How to use aggregate filter with multiple workers


(Manoj Hettiarachchi) #1

I am using logstash aggregate filter to aggregate two log lines with same "uuid"
But in the documentation, it is mentioned that " You should be very careful to set Logstash filter workers to 1 ( -w 1 flag) for this filter to work correctly otherwise events may be processed out of sequence and unexpected results will occur."

Since my system has a considerable traffic I am using the default number of workers " Number of the host’s CPU cores"

Because of this, I have found out that most of the logs were not properly aggregated.

Do we have any alternative method to execute the aggregation functionality by keeping multiple workers?

Please advice.


(Christian Dahlqvist) #2

The aggregate filter indeed has this limitation, which limits performance considerable and prevents scaling to multiple threads and Logstash instances. To get a solution that scales it is probably better to have a solution that does not rely on the ingest layer to handle this.

One option could be to have a batch process that periodically queries new data and updates documents where needed. This would typically run externally to Elasticsearch and be implemented using one of the language client.

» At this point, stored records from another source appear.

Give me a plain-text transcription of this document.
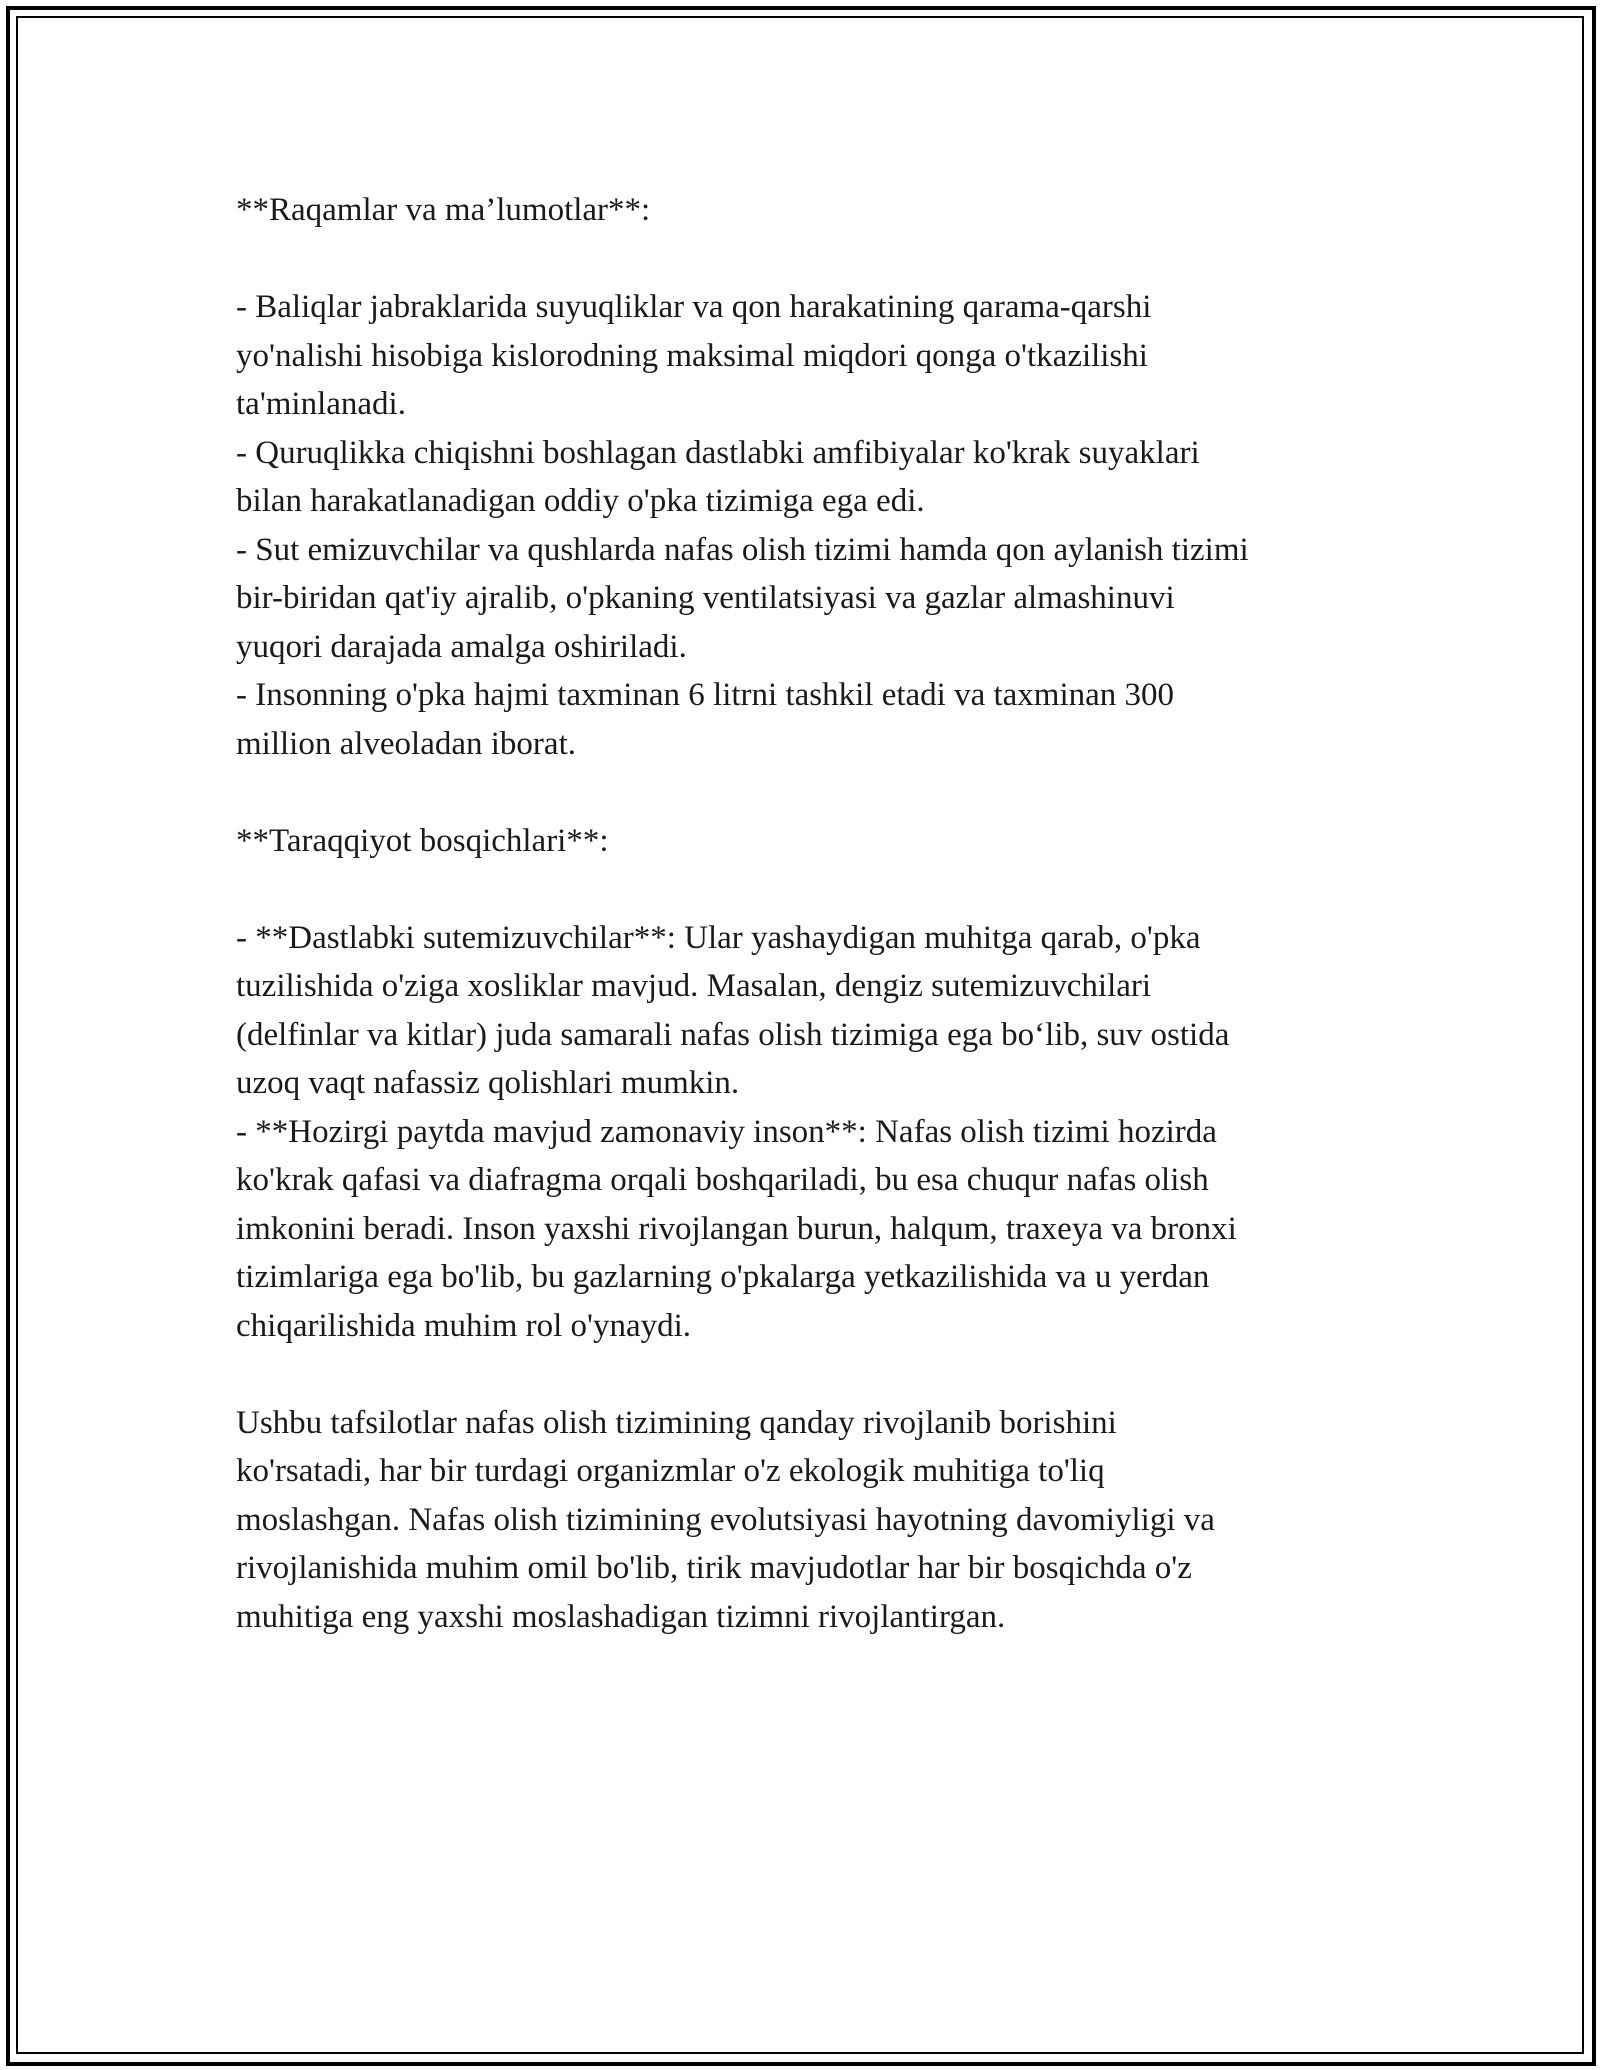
**Raqamlar va ma’lumotlar**:
- Baliqlar jabraklarida suyuqliklar va qon harakatining qarama-qarshi
yo'nalishi hisobiga kislorodning maksimal miqdori qonga o'tkazilishi
ta'minlanadi.
- Quruqlikka chiqishni boshlagan dastlabki amfibiyalar ko'krak suyaklari
bilan harakatlanadigan oddiy o'pka tizimiga ega edi.
- Sut emizuvchilar va qushlarda nafas olish tizimi hamda qon aylanish tizimi
bir-biridan qat'iy ajralib, o'pkaning ventilatsiyasi va gazlar almashinuvi
yuqori darajada amalga oshiriladi.
- Insonning o'pka hajmi taxminan 6 litrni tashkil etadi va taxminan 300
million alveoladan iborat.
**Taraqqiyot bosqichlari**:
- **Dastlabki sutemizuvchilar**: Ular yashaydigan muhitga qarab, o'pka
tuzilishida o'ziga xosliklar mavjud. Masalan, dengiz sutemizuvchilari
(delfinlar va kitlar) juda samarali nafas olish tizimiga ega bo‘lib, suv ostida
uzoq vaqt nafassiz qolishlari mumkin.
- **Hozirgi paytda mavjud zamonaviy inson**: Nafas olish tizimi hozirda
ko'krak qafasi va diafragma orqali boshqariladi, bu esa chuqur nafas olish
imkonini beradi. Inson yaxshi rivojlangan burun, halqum, traxeya va bronxi
tizimlariga ega bo'lib, bu gazlarning o'pkalarga yetkazilishida va u yerdan
chiqarilishida muhim rol o'ynaydi.
Ushbu tafsilotlar nafas olish tizimining qanday rivojlanib borishini
ko'rsatadi, har bir turdagi organizmlar o'z ekologik muhitiga to'liq
moslashgan. Nafas olish tizimining evolutsiyasi hayotning davomiyligi va
rivojlanishida muhim omil bo'lib, tirik mavjudotlar har bir bosqichda o'z
muhitiga eng yaxshi moslashadigan tizimni rivojlantirgan.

You could also create an entity-centric index where you store a single document per UUID (and use this as the document ID). When you find a document that should be aggregated, you update this document (first time it would be indexed) while at the same time writing the document to the standard index.


(Manoj Hettiarachchi) #3

@Christian_Dahlqvist,

Thanks for the quick response.
I will try the options that you have mentiond and update my results here.